J’ai toujours eu de la sympathie pour ces groupes de reprises qui jouent dans les bals de province, pour les fêtes nationales. Ces vieux rockers, interprétant à la note près les standards pop, sont les fans parfaits, désintéressés, souvent très bons musiciens, s’acharnant à retrouver la note exacte, l’intonation adéquate, pour retranscrire au mieux ces morceaux des Stones ou des Beatles qui les ont toujours fait vibrer. The Kingsbury Manx, quatuor pop-rock originaire de Chapel Hill (Caroline du Nord), n’est pas un groupe de reprises, loin de là, mais sait éveiller ce même sentiment de nostalgie, telle une madeleine de Proust pop, à travers douze chansons évoquant autant d’influences et de souvenirs plus ou moins lointains : Swell (Cross your eyes), Yo La Tengo (Regulard hands), le Velvet (Piss Diary), les Beach Boys (Hawaï in ten seconds), Eliott Smith (How cruel), le early Pink Floyd (Fields), Simon and Garfunkel (Whether or Not it matters), ou encore Palace, Low, Dump ou les Red House Painters, autant de groupes unis par la même exigence mélodique, la même science harmonique, ici chapeautés par l’esprit vivant des sixties psychédéliques.

The Kingsbury manx est donc l’album extrêmement référencé d’un groupe qui a su conserver l’essence et l’aisance mélodique d’une certaine tradition du song-writing et de la composition.
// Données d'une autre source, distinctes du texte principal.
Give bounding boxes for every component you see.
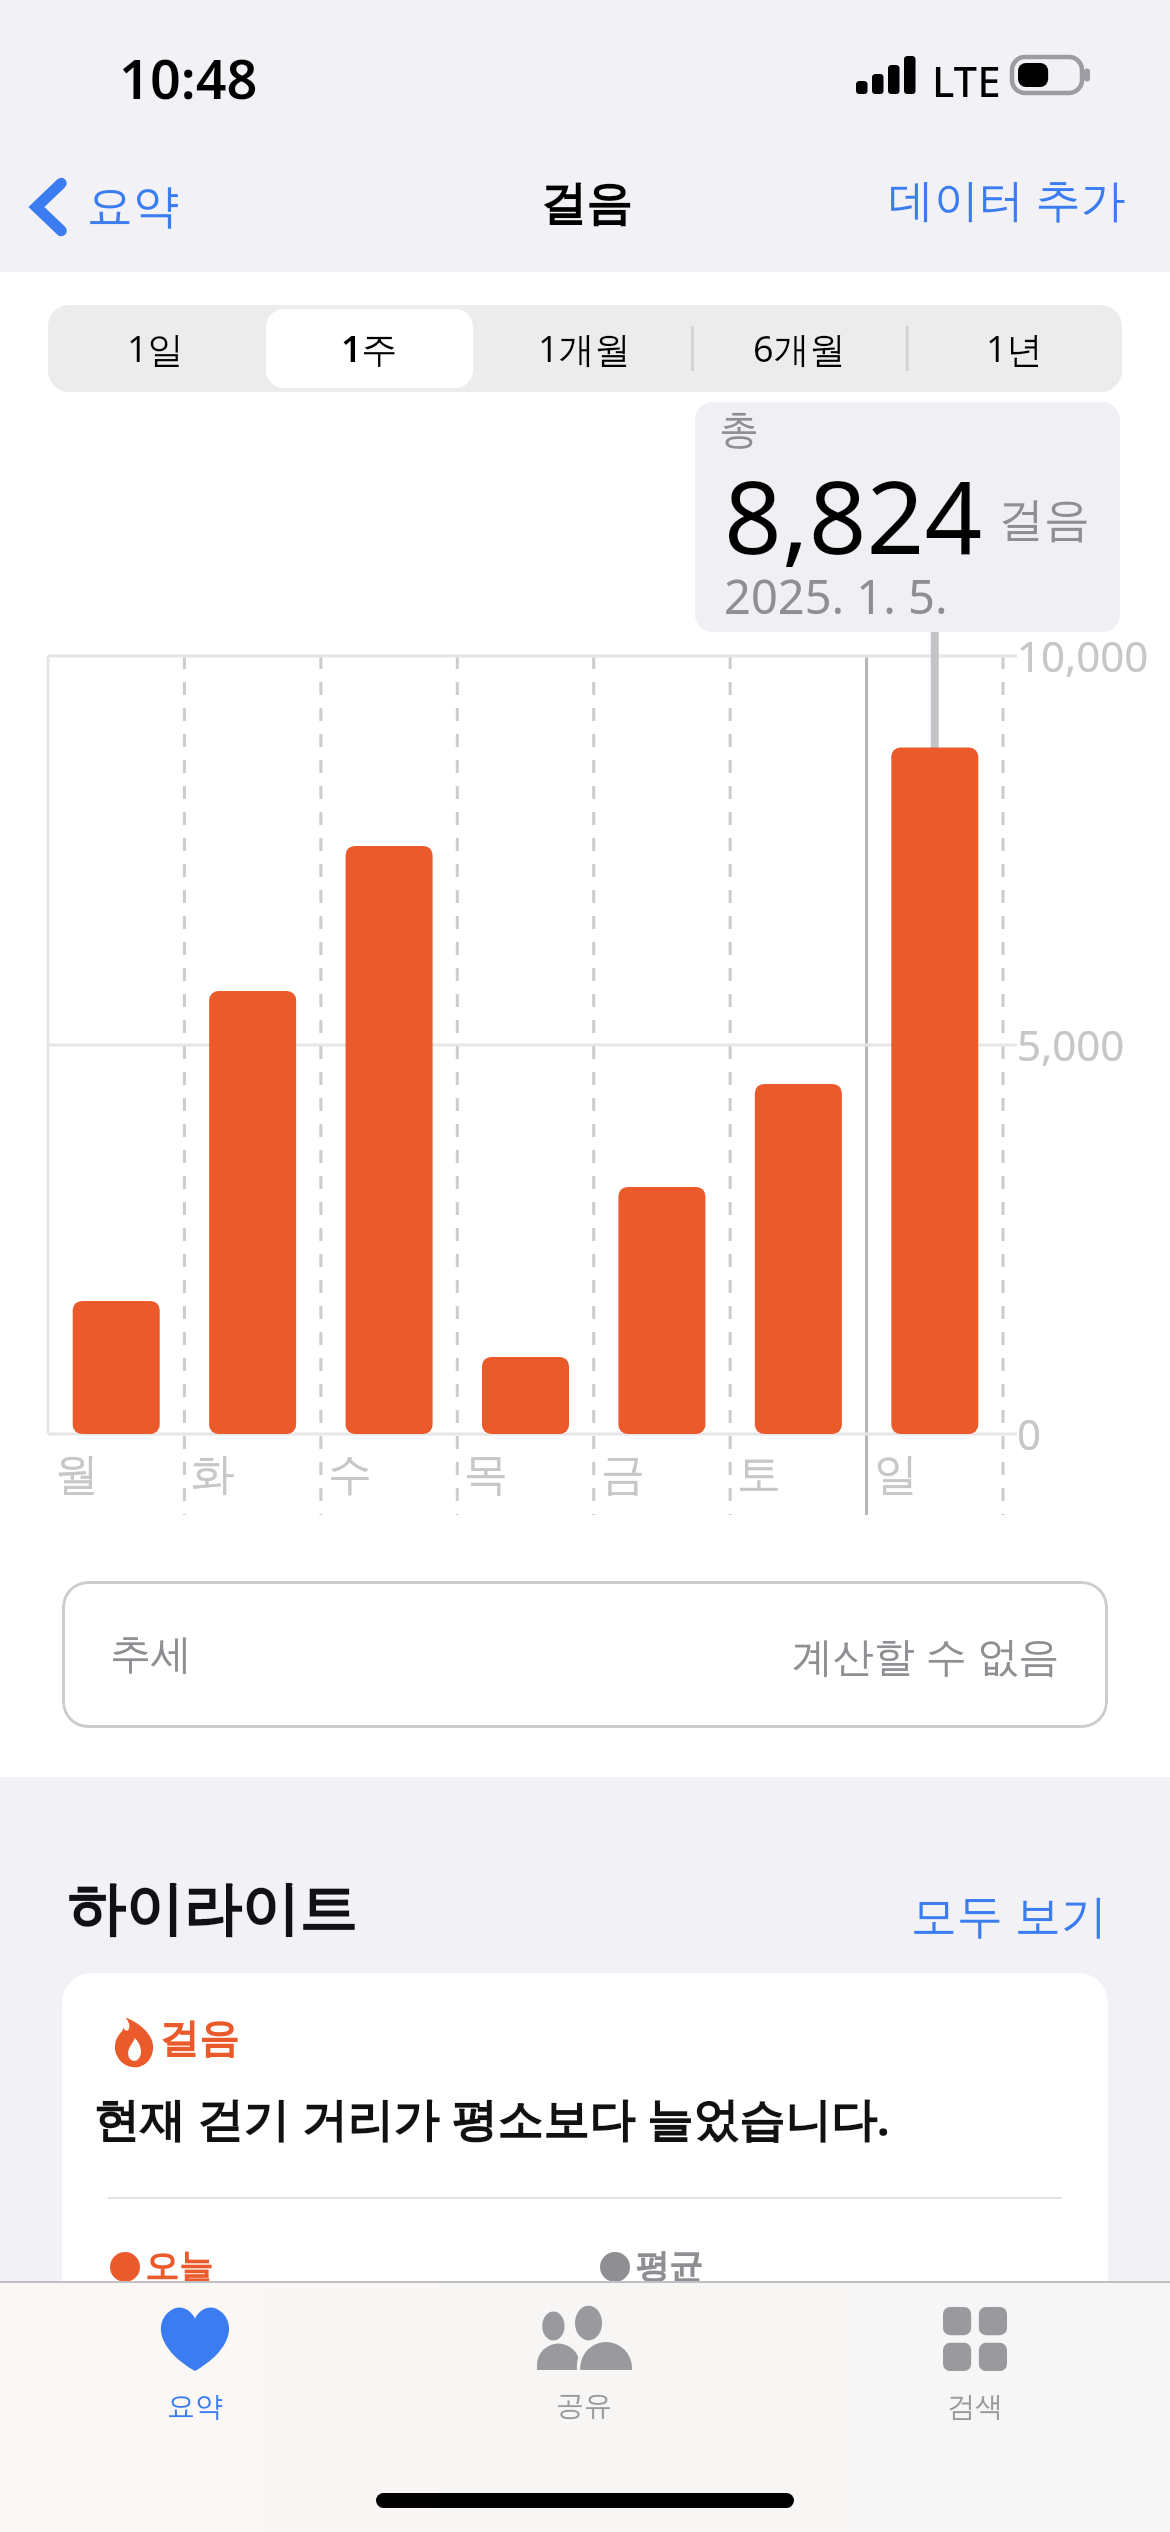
staticText: 1일: [127, 324, 184, 373]
staticText: 요약: [87, 178, 179, 236]
staticText: 추세: [110, 1629, 192, 1681]
staticText: 걸음: [159, 2013, 239, 2063]
button[interactable]: Browse: [865, 2292, 1085, 2424]
staticText: 월: [55, 1447, 99, 1502]
staticText: 요약: [167, 2389, 223, 2424]
staticText: 현재 걷기 거리가 평소보다 늘었습니다.: [93, 2087, 890, 2150]
other: Summary: [156, 2307, 234, 2371]
button[interactable]: Back: [17, 161, 193, 253]
staticText: 0: [1017, 1405, 1042, 1462]
staticText: 오늘: [145, 2245, 213, 2288]
staticText: 5,000: [1017, 1016, 1125, 1073]
staticText: 데이터 추가: [889, 168, 1126, 229]
staticText: 1년: [986, 324, 1043, 373]
other: Back: [31, 178, 67, 236]
button[interactable]: Sharing: [474, 2292, 694, 2423]
staticText: 토: [737, 1447, 781, 1502]
button[interactable]: 6개월: [696, 309, 903, 388]
staticText: 2025. 1. 5.: [724, 564, 948, 628]
button[interactable]: Summary: [85, 2292, 305, 2424]
staticText: 일: [874, 1447, 918, 1502]
other: Sharing: [537, 2307, 632, 2370]
button[interactable]: 1년: [911, 309, 1118, 388]
button[interactable]: 1주: [266, 309, 473, 388]
staticText: 공유: [556, 2388, 612, 2423]
staticText: 걸음: [540, 175, 632, 233]
other: Browse: [943, 2307, 1007, 2371]
staticText: 걸음: [998, 491, 1090, 549]
staticText: 6개월: [753, 324, 846, 373]
staticText: 평균: [635, 2245, 703, 2288]
button[interactable]: 1개월: [481, 309, 688, 388]
staticText: 화: [191, 1447, 235, 1502]
button[interactable]: 데이터 추가: [869, 152, 1146, 244]
staticText: 총: [719, 404, 759, 454]
staticText: 8,824: [724, 446, 983, 584]
staticText: 검색: [947, 2389, 1003, 2424]
staticText: 모두 보기: [911, 1883, 1107, 1946]
staticText: 하이라이트: [67, 1873, 357, 1946]
button[interactable]: 1일: [52, 309, 258, 388]
staticText: 계산할 수 없음: [792, 1627, 1060, 1683]
button[interactable]: 모두 보기: [903, 1875, 1115, 1954]
button[interactable]: 걸음: [62, 1973, 1108, 2333]
staticText: 1주: [341, 324, 398, 373]
staticText: 수: [328, 1447, 372, 1502]
staticText: 10:48: [119, 41, 258, 115]
staticText: 금: [601, 1447, 645, 1502]
staticText: LTE: [932, 52, 1001, 109]
staticText: 10,000: [1017, 627, 1149, 684]
button[interactable]: 추세: [62, 1581, 1108, 1728]
staticText: 목: [464, 1447, 508, 1502]
staticText: 1개월: [538, 324, 631, 373]
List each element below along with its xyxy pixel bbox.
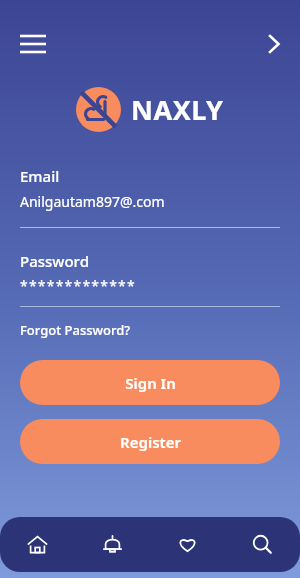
button[interactable]: Next [261, 30, 289, 58]
staticText: Password [20, 251, 89, 271]
staticText: Email [20, 166, 60, 186]
button[interactable]: Register [20, 419, 280, 464]
button[interactable]: Forgot Password? [20, 321, 131, 339]
staticText: Sign In [125, 373, 176, 393]
staticText: NAXLY [131, 91, 224, 128]
staticText: Forgot Password? [20, 321, 131, 339]
staticText: Anilgautam897@.com [20, 192, 165, 211]
button[interactable]: Home [0, 517, 75, 572]
staticText: ************* [20, 276, 136, 295]
button[interactable]: Sign In [20, 360, 280, 405]
button[interactable]: Search [225, 517, 300, 572]
button[interactable]: Favorites [150, 517, 225, 572]
staticText: Register [120, 432, 181, 452]
button[interactable]: Notifications [75, 517, 150, 572]
button[interactable]: Menu [14, 31, 52, 57]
Musique mnésique, qui commence et finit par de lents fades, comme s’élevant doucement des profondeurs de la mémoire, pour s’éteindre peu à peu, une fois le souvenir mis au jour, les chansons sont arrangées de façon minimale, en demi-teintes, sur un rythme de promenade, les voix à même hauteur que les instruments, souvent doublées, ou en chœur, unifiées par de lancinantes mélodies.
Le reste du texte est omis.